There’s a big problem today, which is that processors keep getting faster, but memory latency and bandwidth aren’t keeping up. A processor can perform a complicated operation in a nanosecond, but retrieving the data to operate on might take ten times that long. This is particularly an issue with storage because nearly everything involves moving data to and from the system, and all that data has to pass through main memory. If it has to pass through the processor as well you can rapidly use up available memory bandwidth; this is one of the reasons why technologies like RDMA have been developed.
Even worse, there don’t seem to be any good tools for identifying if a software process is performance-bound by memory bandwidth or latency! You might naively increase the processor speed or number of cores in your system in order to increase performance and find no change at all. Let me explain.
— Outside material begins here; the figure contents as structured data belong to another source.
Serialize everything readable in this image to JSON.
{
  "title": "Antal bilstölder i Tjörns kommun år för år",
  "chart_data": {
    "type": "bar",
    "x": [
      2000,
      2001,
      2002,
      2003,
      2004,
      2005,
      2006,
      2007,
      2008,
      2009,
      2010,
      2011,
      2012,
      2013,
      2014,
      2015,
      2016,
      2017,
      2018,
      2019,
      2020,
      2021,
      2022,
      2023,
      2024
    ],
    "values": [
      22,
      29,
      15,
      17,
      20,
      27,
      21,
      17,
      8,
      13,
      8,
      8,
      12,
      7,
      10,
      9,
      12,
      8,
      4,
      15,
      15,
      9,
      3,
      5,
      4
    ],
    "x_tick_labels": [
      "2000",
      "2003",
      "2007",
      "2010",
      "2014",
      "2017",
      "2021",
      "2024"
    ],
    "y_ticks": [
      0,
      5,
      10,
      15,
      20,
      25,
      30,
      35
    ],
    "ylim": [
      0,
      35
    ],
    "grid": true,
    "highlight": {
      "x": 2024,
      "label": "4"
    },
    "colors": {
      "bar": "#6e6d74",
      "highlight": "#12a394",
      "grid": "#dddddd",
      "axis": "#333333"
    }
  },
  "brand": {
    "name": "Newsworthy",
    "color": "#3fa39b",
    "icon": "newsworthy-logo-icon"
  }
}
Let’s say you’re working on improving performance for an application. It’s easy to observe that the network interface is saturated, and thus your process is network I/O-bound — to improve performance you need to add more I/O bandwidth or change your wire encoding. With a little more instrumentation you can determine if your process is network latency-bound — waiting on remote requests all the time — and know that you need to add more network parallelism.
Similarly, it’s easy to tell if you are disk bandwidth or latency-bound — you’ll always be in disk wait.
If you’re not waiting on the disk and you’re not waiting on the network, the default assumption is that you are CPU-bound — add a faster processor and you’re on your way, or optimize the areas that your profiler shows you spending time in to run in fewer cycles. But this frequently doesn’t help today.
Processor speed has greatly outstripped memory speed. If you’re operating on data in registers or in cache, adding a faster processor can help. Most data is in main memory, however, and you need to get it onto the chip — fulfilling a request from main memory can take dozens of processor clock cycles! The instruction cannot be processed until the data has been retrieved, so even if the processor were twice as fast, it couldn’t get more done.
This is why modern processors have whizz-bang features like out-of-order execution, branch prediction, processor virtualization and parallelism… have enough stuff in-flight that you can always be processing something while waiting for memory requests to be fulfilled. This can mask a lot of the memory delays, but at some point you run out of things the processor can do.
Other than experimentally, how can you tell if a process is memory-bound? As far as I know, all profiling mechanisms will show such a process as CPU-bound, because the sampler will find the instruction pointers sitting in routines doing lots of computation on things in memory, and this will be indistinguishable from any number crunching those routines do. I’m pretty sure I can ask the chipset about cache miss statistics, but that really doesn’t tell me much.
This is really important, because it can tell you if it’s productive to jump through hoops trying to eliminate in-memory copies (for example) versus just needing a faster processor. It can tell you that adding additional memory channels or faster memory is a win. But I can’t find any way to determine this from a profiling perspective.
Here’s a good paper explaining the problem further, with the money quote “In the long term, we predict that off-chip accesses will be so expensive that all system memory will reside on one or more processor chips.”
The authors divide compute time into processing time, memory latency stall time, and memory bandwidth stall time. This is exactly the data I’d like to see — but they’ve gathered it by running SPECmarks on a simulated processor and memory architecture. I’d love to gather profiling data in situ, or at least on a synthetic modern Intel architecture… Cachegrind gets you part of the way there, but not far enough.
Meanwhile we work hard to increase system performance with the tools and instrumentation that we have available. We’ve produced a 50% performance improvement over the past six months, and are on track to repeat that again!